Aviation, b-school, Barcelona, Business, Economics, MBA, Microeconomy, Spain

Reflections from a high-speed train (inbetween Madrid and Barcelona)

I often travel the route Barcelona Madrid (and backwards) for the day. By plane it’s rather tiresome and expensive: with an open fare you end up paying around 400€ for a 630 km flight (+ 630 km back).

Barcelona – Madrid is the world’s busiest route with 971 operations per week. The second one is Sao Paulo – Rio (894 per week) then Jeju/Seoul Gimpo (858 per week) and fourth is Melbourne/Sydney (851 per week).

In fact you have to go very low in the ranking to find another crowded European route. That would be Rome – Milan with less than 600 operations per week, which, by the way, is more than the most crowded North American continental route: Las Vegas – Los Angeles (553 per week)

Source: www.oag.com, data from September 2007

But things change. And this milk cow for the airlines faces its first serious menace ever: the high speed Spanish train service, also called AVE.


These brand new trains travel the distance of 630km (410 miles) in two hours and 35 minutes. Not too bad when it’s compared with the plane that takes roughly two and a half hours (not just flying but also spent in the check in and departure processes), and possibly more.

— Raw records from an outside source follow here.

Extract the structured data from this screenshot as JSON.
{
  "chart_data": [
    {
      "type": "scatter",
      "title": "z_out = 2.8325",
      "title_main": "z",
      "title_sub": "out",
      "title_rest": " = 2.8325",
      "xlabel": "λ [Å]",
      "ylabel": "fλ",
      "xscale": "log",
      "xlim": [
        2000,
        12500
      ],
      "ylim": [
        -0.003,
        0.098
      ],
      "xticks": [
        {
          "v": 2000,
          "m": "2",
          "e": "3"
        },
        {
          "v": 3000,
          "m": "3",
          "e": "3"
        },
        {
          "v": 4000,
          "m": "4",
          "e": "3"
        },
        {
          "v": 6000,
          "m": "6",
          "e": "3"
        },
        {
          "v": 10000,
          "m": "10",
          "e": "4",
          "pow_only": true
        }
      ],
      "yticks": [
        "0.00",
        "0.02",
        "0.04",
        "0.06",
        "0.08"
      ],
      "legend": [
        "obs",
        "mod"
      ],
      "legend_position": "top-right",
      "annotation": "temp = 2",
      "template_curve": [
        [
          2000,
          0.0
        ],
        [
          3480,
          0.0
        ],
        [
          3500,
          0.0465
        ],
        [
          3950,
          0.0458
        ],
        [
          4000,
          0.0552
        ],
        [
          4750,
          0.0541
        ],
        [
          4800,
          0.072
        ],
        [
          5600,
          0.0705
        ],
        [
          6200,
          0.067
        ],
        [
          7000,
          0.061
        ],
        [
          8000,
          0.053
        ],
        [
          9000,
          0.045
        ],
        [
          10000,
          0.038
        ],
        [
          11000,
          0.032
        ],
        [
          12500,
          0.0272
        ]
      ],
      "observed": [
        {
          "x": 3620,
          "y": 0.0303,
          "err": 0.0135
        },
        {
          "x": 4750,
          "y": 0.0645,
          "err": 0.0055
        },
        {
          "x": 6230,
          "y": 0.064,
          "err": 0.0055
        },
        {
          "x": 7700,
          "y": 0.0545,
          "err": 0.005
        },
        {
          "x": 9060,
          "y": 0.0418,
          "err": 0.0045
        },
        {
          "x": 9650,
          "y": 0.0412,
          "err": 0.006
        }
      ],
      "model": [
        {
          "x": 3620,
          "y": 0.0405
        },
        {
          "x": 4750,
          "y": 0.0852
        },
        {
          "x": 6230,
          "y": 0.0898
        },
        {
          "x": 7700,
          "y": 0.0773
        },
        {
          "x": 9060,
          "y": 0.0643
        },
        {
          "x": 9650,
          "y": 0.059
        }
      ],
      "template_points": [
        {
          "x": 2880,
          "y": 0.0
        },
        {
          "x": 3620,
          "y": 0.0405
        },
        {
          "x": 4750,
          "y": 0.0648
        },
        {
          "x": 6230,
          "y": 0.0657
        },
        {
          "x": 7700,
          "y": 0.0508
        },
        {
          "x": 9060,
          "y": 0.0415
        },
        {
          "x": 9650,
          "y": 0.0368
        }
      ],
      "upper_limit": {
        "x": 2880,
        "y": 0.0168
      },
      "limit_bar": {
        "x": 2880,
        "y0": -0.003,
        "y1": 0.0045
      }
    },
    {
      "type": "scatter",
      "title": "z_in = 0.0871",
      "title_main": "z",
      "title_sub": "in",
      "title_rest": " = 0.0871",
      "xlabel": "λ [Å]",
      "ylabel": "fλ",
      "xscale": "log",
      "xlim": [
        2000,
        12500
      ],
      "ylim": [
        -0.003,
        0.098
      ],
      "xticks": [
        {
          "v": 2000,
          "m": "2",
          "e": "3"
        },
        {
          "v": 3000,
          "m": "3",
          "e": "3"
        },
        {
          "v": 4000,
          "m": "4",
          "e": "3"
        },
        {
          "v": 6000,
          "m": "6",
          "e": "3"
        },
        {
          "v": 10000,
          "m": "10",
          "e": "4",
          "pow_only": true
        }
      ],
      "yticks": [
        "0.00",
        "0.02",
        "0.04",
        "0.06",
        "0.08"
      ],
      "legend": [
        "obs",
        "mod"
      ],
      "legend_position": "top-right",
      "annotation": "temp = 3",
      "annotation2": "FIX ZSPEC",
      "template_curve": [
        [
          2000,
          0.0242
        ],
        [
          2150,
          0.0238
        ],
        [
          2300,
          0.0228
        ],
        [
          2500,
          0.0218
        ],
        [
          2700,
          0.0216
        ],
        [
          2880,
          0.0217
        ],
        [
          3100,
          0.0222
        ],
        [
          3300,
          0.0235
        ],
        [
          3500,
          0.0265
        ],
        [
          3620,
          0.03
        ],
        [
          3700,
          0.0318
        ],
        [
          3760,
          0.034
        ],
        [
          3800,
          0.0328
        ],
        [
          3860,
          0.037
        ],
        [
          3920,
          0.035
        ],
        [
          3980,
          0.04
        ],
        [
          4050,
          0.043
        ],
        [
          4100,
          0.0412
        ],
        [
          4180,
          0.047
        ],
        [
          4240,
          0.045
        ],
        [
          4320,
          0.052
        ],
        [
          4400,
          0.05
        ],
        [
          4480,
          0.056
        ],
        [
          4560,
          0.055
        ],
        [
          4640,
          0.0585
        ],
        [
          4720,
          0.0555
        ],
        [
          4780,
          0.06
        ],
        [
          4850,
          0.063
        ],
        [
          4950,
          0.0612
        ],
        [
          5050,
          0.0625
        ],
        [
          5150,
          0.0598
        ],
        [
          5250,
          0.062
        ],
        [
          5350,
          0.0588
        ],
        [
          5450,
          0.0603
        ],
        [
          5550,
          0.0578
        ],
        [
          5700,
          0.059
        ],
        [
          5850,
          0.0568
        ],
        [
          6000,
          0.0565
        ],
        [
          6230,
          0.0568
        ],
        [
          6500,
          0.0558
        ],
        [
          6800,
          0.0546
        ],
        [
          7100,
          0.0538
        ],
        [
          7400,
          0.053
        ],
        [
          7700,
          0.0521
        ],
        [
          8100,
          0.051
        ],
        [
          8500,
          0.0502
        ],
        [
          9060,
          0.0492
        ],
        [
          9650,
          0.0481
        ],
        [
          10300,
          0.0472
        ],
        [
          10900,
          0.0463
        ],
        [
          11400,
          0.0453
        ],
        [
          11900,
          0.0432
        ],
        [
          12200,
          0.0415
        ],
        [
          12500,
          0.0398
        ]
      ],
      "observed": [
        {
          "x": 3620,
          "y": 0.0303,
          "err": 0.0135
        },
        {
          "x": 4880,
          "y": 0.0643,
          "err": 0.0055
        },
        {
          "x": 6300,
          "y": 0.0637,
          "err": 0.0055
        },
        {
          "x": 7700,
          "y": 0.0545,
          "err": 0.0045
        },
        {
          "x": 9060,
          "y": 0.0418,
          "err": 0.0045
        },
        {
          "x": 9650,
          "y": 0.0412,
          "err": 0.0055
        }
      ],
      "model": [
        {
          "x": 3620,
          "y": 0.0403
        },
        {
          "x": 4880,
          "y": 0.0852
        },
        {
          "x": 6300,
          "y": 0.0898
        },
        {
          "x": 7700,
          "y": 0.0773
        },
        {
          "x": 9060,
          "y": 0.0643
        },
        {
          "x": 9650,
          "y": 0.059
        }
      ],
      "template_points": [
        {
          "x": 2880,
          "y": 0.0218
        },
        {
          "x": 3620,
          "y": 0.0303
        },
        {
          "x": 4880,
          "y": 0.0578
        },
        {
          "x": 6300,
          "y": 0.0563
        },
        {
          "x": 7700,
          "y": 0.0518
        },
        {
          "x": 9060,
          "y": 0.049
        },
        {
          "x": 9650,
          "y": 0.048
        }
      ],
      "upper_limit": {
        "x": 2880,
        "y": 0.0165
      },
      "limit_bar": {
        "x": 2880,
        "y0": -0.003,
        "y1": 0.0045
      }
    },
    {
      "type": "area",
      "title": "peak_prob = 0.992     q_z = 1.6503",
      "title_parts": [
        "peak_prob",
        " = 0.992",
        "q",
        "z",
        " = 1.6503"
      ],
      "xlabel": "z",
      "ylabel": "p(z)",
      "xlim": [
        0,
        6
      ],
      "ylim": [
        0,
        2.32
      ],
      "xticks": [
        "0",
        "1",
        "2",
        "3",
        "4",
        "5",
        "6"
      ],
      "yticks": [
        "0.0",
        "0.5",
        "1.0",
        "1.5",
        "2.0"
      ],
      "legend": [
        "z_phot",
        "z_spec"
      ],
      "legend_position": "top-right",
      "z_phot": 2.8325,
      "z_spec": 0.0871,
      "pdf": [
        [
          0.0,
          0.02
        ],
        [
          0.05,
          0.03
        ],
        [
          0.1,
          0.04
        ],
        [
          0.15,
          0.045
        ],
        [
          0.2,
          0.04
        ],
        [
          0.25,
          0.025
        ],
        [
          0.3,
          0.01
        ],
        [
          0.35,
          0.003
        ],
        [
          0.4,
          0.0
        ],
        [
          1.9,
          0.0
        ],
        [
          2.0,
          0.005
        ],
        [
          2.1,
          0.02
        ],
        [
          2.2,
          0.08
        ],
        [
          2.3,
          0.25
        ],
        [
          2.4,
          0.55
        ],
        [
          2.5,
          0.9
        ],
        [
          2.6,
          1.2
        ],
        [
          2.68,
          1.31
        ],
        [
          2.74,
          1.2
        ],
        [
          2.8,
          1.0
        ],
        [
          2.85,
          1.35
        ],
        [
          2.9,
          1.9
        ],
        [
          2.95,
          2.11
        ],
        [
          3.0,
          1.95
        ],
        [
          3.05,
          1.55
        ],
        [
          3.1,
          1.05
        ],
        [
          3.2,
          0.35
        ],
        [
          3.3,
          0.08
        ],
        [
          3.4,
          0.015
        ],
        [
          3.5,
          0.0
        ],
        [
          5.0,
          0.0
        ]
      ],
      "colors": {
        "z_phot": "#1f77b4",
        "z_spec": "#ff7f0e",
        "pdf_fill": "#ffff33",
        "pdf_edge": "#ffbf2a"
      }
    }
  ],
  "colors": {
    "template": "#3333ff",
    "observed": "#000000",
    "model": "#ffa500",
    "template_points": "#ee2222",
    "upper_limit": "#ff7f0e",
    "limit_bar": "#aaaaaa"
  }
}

But, from an economic point of view, there are many hidden costs that must be taken into account. After all, what is it that you do in a plane? Well, you sit in a narrow seat, trying not to disjoint your legs, and pray that the person that will be sitting beside you is not extra overweight. In the train you have plenty of space. Being uncomfortable has a cost.

How much? Well, it depends on what you’re willing to pay to be more comfortable, of course, and how much your time costs.

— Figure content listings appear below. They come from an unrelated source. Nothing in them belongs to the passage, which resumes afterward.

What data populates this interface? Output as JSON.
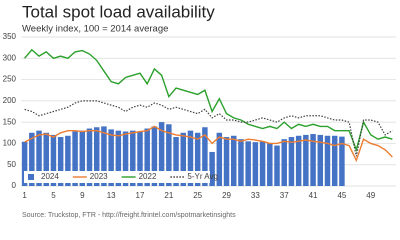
{
  "chart_data": {
    "type": "combo",
    "title": "Total spot load availability",
    "subtitle": "Weekly index, 100 = 2014 average",
    "source": "Source: Truckstop, FTR - http://freight.ftrintel.com/spotmarketinsights",
    "x": [
      1,
      2,
      3,
      4,
      5,
      6,
      7,
      8,
      9,
      10,
      11,
      12,
      13,
      14,
      15,
      16,
      17,
      18,
      19,
      20,
      21,
      22,
      23,
      24,
      25,
      26,
      27,
      28,
      29,
      30,
      31,
      32,
      33,
      34,
      35,
      36,
      37,
      38,
      39,
      40,
      41,
      42,
      43,
      44,
      45,
      46,
      47,
      48,
      49,
      50,
      51,
      52
    ],
    "xlim": [
      0.5,
      52.5
    ],
    "xticks": [
      1,
      5,
      9,
      13,
      17,
      21,
      25,
      29,
      33,
      37,
      41,
      45,
      49
    ],
    "ylim": [
      0,
      350
    ],
    "yticks": [
      0,
      50,
      100,
      150,
      200,
      250,
      300,
      350
    ],
    "grid": true,
    "legend": "lower left",
    "series": [
      {
        "name": "2024",
        "type": "bar",
        "color": "#4472c4",
        "values": [
          104,
          125,
          130,
          125,
          120,
          115,
          118,
          128,
          130,
          135,
          138,
          140,
          133,
          130,
          128,
          130,
          128,
          135,
          140,
          150,
          145,
          115,
          125,
          130,
          125,
          138,
          80,
          125,
          115,
          118,
          110,
          105,
          103,
          105,
          100,
          95,
          110,
          115,
          118,
          120,
          122,
          120,
          118,
          118,
          116,
          null,
          null,
          null,
          null,
          null,
          null,
          null
        ]
      },
      {
        "name": "2023",
        "type": "line",
        "color": "#ed7d31",
        "dash": false,
        "values": [
          103,
          112,
          120,
          122,
          115,
          125,
          130,
          130,
          128,
          130,
          130,
          125,
          120,
          118,
          122,
          125,
          128,
          130,
          140,
          130,
          125,
          120,
          118,
          115,
          110,
          120,
          100,
          115,
          110,
          110,
          105,
          110,
          108,
          105,
          100,
          100,
          105,
          103,
          105,
          108,
          105,
          103,
          100,
          95,
          100,
          95,
          60,
          110,
          100,
          95,
          85,
          68
        ]
      },
      {
        "name": "2022",
        "type": "line",
        "color": "#2ca02c",
        "dash": false,
        "values": [
          300,
          320,
          305,
          315,
          300,
          305,
          300,
          315,
          318,
          310,
          295,
          270,
          245,
          240,
          255,
          260,
          265,
          240,
          275,
          260,
          210,
          230,
          225,
          220,
          215,
          225,
          175,
          205,
          170,
          160,
          155,
          145,
          140,
          135,
          140,
          135,
          150,
          135,
          145,
          140,
          145,
          140,
          140,
          130,
          130,
          130,
          85,
          150,
          120,
          110,
          115,
          110
        ]
      },
      {
        "name": "5-Yr Avg",
        "type": "line",
        "color": "#404040",
        "dash": true,
        "values": [
          180,
          175,
          165,
          170,
          175,
          180,
          185,
          195,
          200,
          200,
          200,
          195,
          190,
          185,
          175,
          185,
          190,
          185,
          195,
          190,
          180,
          185,
          180,
          175,
          170,
          180,
          160,
          170,
          155,
          155,
          150,
          150,
          155,
          160,
          155,
          150,
          160,
          165,
          160,
          165,
          165,
          165,
          160,
          155,
          155,
          150,
          70,
          155,
          155,
          150,
          120,
          130
        ]
      }
    ]
  }
}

How much are you willing to pay for that extra nap? Well, in a 45-minute-long flight, you’re going to have maximum thirty minutes of uninterrupted sleep. You won’t be able to sleep while you queue, while you’re being inspected at the burdensome security checks, while you wait your turn. But on a continuous 2 hours 35 minutes journey you’ll be able to.

As for opportunity costs, you won’t be able to do anything in the plane, apart from opening your laptop for half an hour. It’s completely wasted time. In the train you can use your computer as much as you want, use your phone, combine them and access the internet. Work, eat, talk, whatever you wish.

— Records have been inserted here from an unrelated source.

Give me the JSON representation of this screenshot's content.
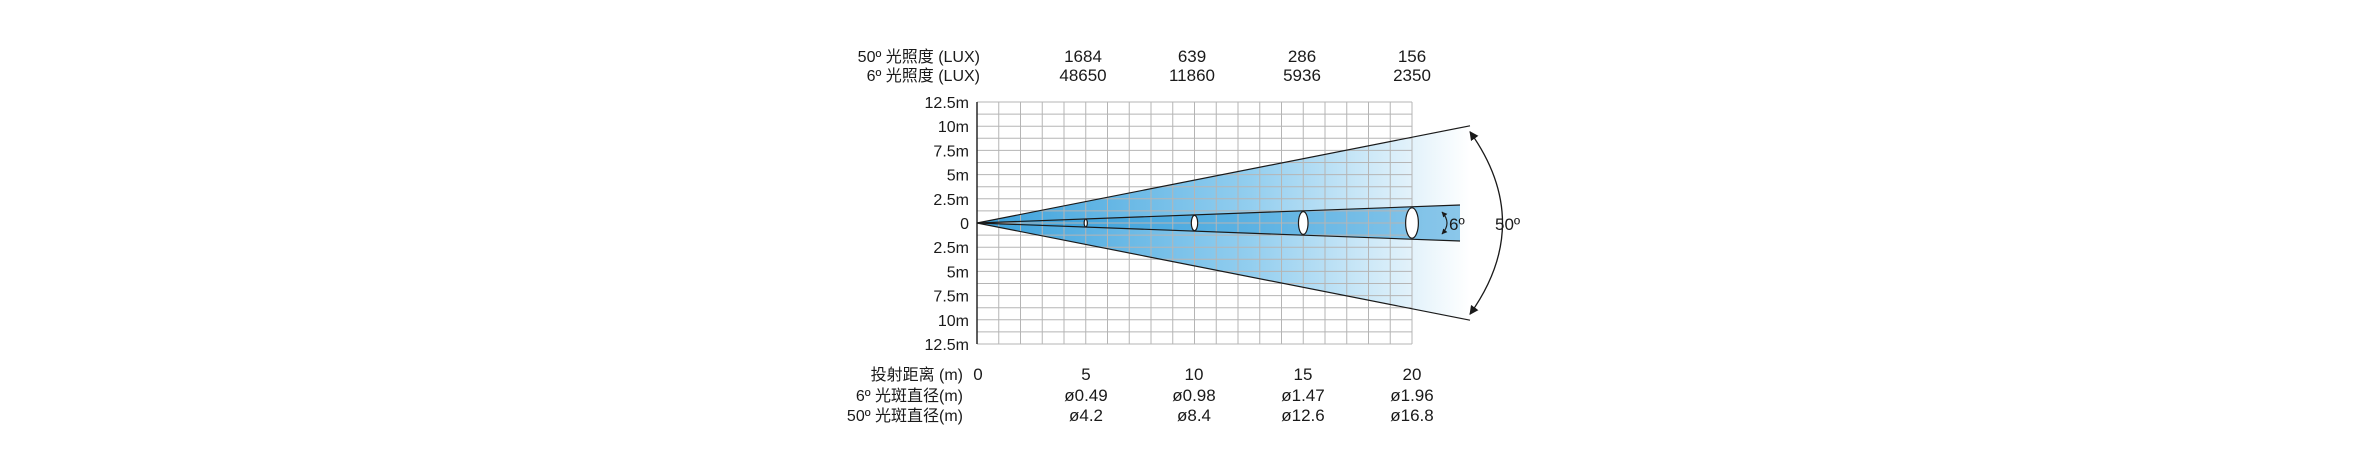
{
  "header_rows": [
    {
      "label": "50º 光照度 (LUX)",
      "values": [
        "1684",
        "639",
        "286",
        "156"
      ]
    },
    {
      "label": "6º 光照度 (LUX)",
      "values": [
        "48650",
        "11860",
        "5936",
        "2350"
      ]
    }
  ],
  "footer_rows": [
    {
      "label": "投射距离 (m)",
      "values": [
        "0",
        "5",
        "10",
        "15",
        "20"
      ]
    },
    {
      "label": "6º 光斑直径(m)",
      "values": [
        "",
        "ø0.49",
        "ø0.98",
        "ø1.47",
        "ø1.96"
      ]
    },
    {
      "label": "50º 光斑直径(m)",
      "values": [
        "",
        "ø4.2",
        "ø8.4",
        "ø12.6",
        "ø16.8"
      ]
    }
  ],
  "y_axis_labels": [
    "12.5m",
    "10m",
    "7.5m",
    "5m",
    "2.5m",
    "0",
    "2.5m",
    "5m",
    "7.5m",
    "10m",
    "12.5m"
  ],
  "angles": {
    "wide": "50º",
    "narrow": "6º"
  },
  "colors": {
    "beam_dark": "#2f9bd9",
    "beam_light": "#ffffff",
    "grid": "#b5b5b5",
    "line": "#1a1a1a"
  },
  "chart_data": {
    "type": "beam-angle",
    "distances_m": [
      0,
      5,
      10,
      15,
      20
    ],
    "wide_beam_deg": 50,
    "narrow_beam_deg": 6,
    "lux_50deg": [
      1684,
      639,
      286,
      156
    ],
    "lux_6deg": [
      48650,
      11860,
      5936,
      2350
    ],
    "spot_diameter_6deg_m": [
      0.49,
      0.98,
      1.47,
      1.96
    ],
    "spot_diameter_50deg_m": [
      4.2,
      8.4,
      12.6,
      16.8
    ],
    "y_range_m": [
      -12.5,
      12.5
    ],
    "x_range_m": [
      0,
      20
    ]
  }
}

But externalities must also be taken into account. Environmental footprints can be four times higher for planes than for trains. That means that the train will always be more sustainable and, if we ever are to reflect the true external costs, energy efficiency will give the train an important lead over the plane.

Add those costs up: discomfort costs, opportunity costs, externalities and you will have a very competitive mean of transport. Which only means that competition has been increased, with a comparable service at a better price. In the end, consumers will be benefited from the additional choices, lower prices and the increased service levels that competition will bring.

That was what I was thinking when I decided to open the textbook I was carrying with me. The Managing Financial Resources module awaited me. Fortunately it was half way to Barcelona, 300 km per hour (186.41 mph), still an hour to go.


2 thoughts on “Reflections from a high-speed train (inbetween Madrid and Barcelona)

  1. They knew beforehand that if the journey by train takes no more than three hours more than a half of the former air passangers will switch to the high-speed train. Furthermore, if prices are competitive maybe a majority of travellers will choose the high-speed train.

    But there is one problem that needs to be tackled: cell phones. In Japan, where almost everybody uses the Shinkansen, you have to keep your cell phone silent , and in case you need to answer a call, you’ll be asked to do it at the platform. I think similar arrangements have been implemented in France or Germany in order to ensure a certain degree of quietness.

  2. You’re right David. And it’s not only the cellphones but also too-loud mind-drilling headphones. Maybe it wouldn’t take a new set of rules or regulations but some politeness would be enough.

    We’ll see what happens in the future and how many people change… I agree that it will probably be a lot of people, a constant dropout that will amount for a high percentage. I’ll keep track of it.

    Thanks for the comment and best regards.